Eileen Gray oder die Freiheit des Wohnens

  Während Eileen Gray (Abb. 1) infolge ihrer Avantgardisten-Rolle in den 20er und 30er Jahren unseres Jahrhunderts einen bemerkenswerten Bekanntheitsgrad erreicht hatte, geriet sie nach dem 2.Weltkrieg mehr und mehr in Vergessenheit. Da ihr ein langes Leben beschieden war - sie starb 1976 im biblischen Alter von 98 Jahren - konnte sie noch erleben, was einer Mehrzahl von Künstlern verwehrt bleibt: den späten Ruhm.

Denn zu Beginn der 70er Jahre fiel der Blick der Öffentlichkeit erneut auf ihre Person. Dies geschah, als bei der Versteigerung der gesamten Wohnungseinrichtung des berühmten Modeschöpfers und Mäzens der Avantgarde, Jacques Doucet, einige von Grays frühen Möbelentwürfen zu horrenden Preisen den Besitzer wechselten. Neben literarischen Wertschätzungen setzte eine regelrechte Flut von Ausstellungen zur Würdigung ihrer Leistungen ein. 1973 ernannte das Royal Institute of the Architects of Ireland die Architektin zum Ehrenmitglied. Das Antwortschreiben auf die exklusive Auszeichnung ist geprägt von der ihr eigenen Bescheidenheit und Ironie: "Ich fühle mich dieser Ehre nicht würdig, und ich bin bewegt, dass mir am Ende meines Lebens eine solche Auszeichnung zuteil wird. Aber ich nehme sie mit Dankbarkeit an, als eine Huldigung des irischen Volkes, und ich bin bemüht, mich dieser Ehrung durch zukünftige Anstrengungen würdig zu zeigen."1 Sie war zu diesem Zeitpunkt 95 Jahre alt.

Werdegang

Eileen Gray wurde am 9. August 1878 in Irland geboren. Ihre Mutter stammte aus einem vornehmen Adelsgeschlecht, der Vater, von bürgerlicher Herkunft, war ein unbedeutender Maler, der sich schon bald von seiner Familie trennte und vorwiegend auf dem Kontinent aufhielt. Wie bei den meisten Töchtern aus "gutem Hause" beschränkte sich auch bei Eileen Gray die Ausbildung auf Privatlehrer und kurze Aufenthalte an ausländischen Privatschulen. Einer privilegierten Gesellschaftsschicht angehörend, begann sie auf konventionellem Weg, die ihr zugestandenen Spielräume auszuschöpfen.

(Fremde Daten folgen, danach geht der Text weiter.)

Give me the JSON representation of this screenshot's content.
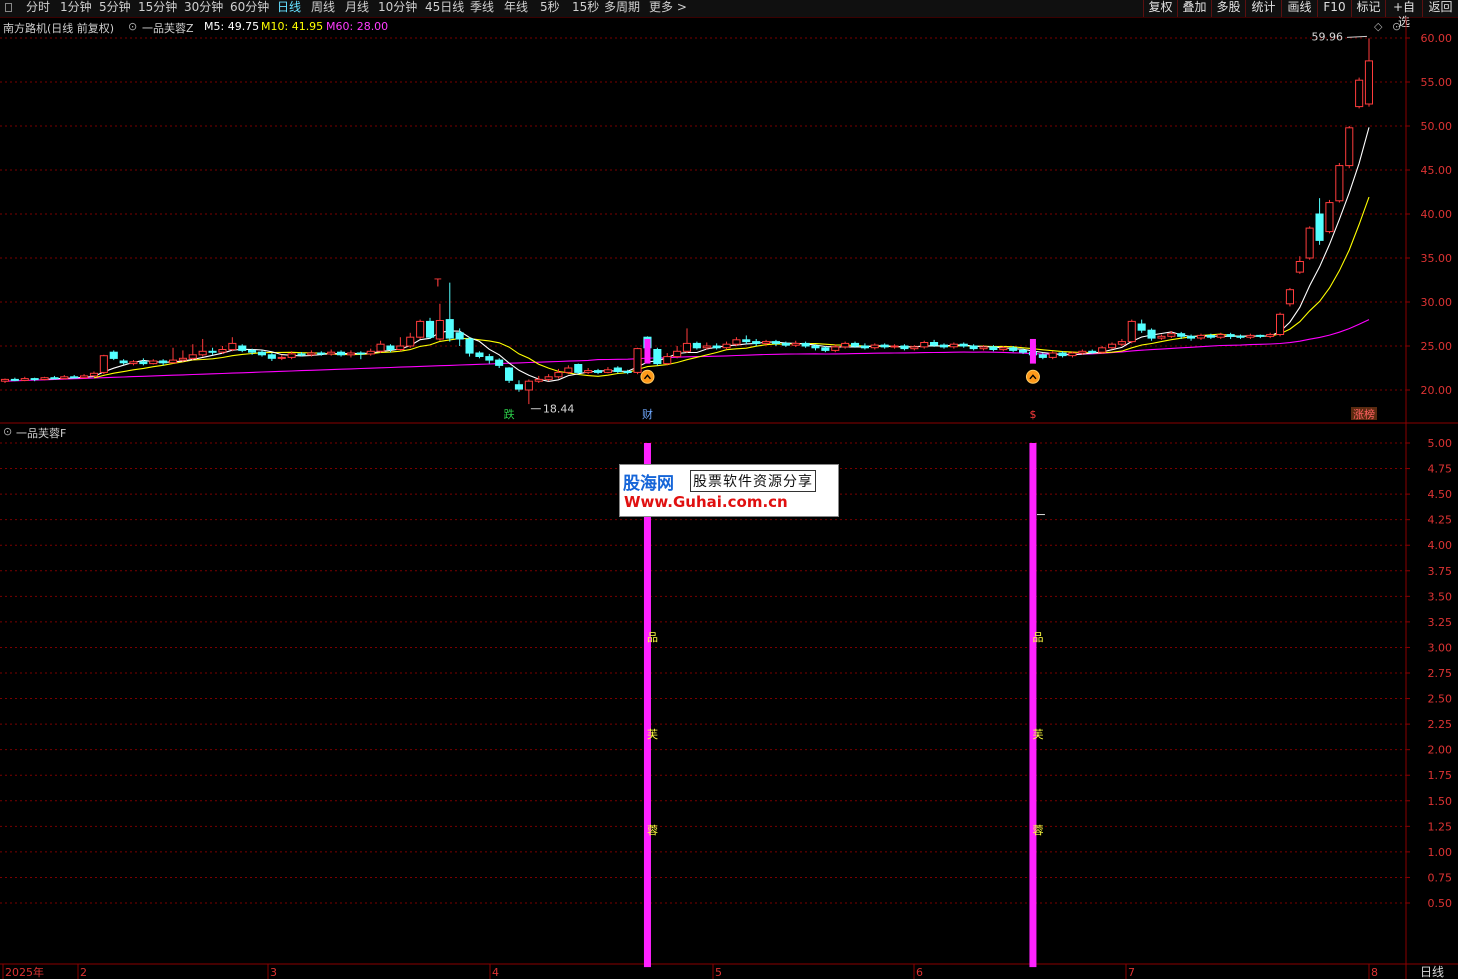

Um die Jahrhundertwende verliess sie ihr Elternhaus, um an der angesehenen Slade-School of Fine Arts - einer 1871 als Teil der Londoner Universität gegründeten Kunstakademie - Zeichenunterricht zu nehmen. Den dort begonnenen Zeichenunterricht setzte sie 1902 in Paris fort, das sie zum ersten Mal in Begleitung ihrer Mutter zur Weltausstellung 1900 kennengelernt hatte.

Das Paris jener Jahre war ein Refugium und Schmelztiegel für Künstler: Oscar Wilde, James Joyce, Gertrude Stein, Apollinaire, Amedeo Modigliani, um nur einige zu nennen. Das Angebot an neuen Kunstgalerien und Museen war einmalig. Ausserdem wurde 1901 die Société des Artistes Décorateurs gegründet, zu deren Mitgliedern so angesehene Namen wie Hector Guimard, Pierre Chareau und Francis Jourdain zählten. Gegen Ende des Dezenniums trat auch Eileen Gray dieser Vereinigung bei. Ziel der Société war, den dekorativen Künstlern, bzw. dem Kunsthandwerk, ein eigenes Forum zu schaffen und damit sein Ansehen im Vergleich zu den bildenden Künsten und der Architektur zu fördern.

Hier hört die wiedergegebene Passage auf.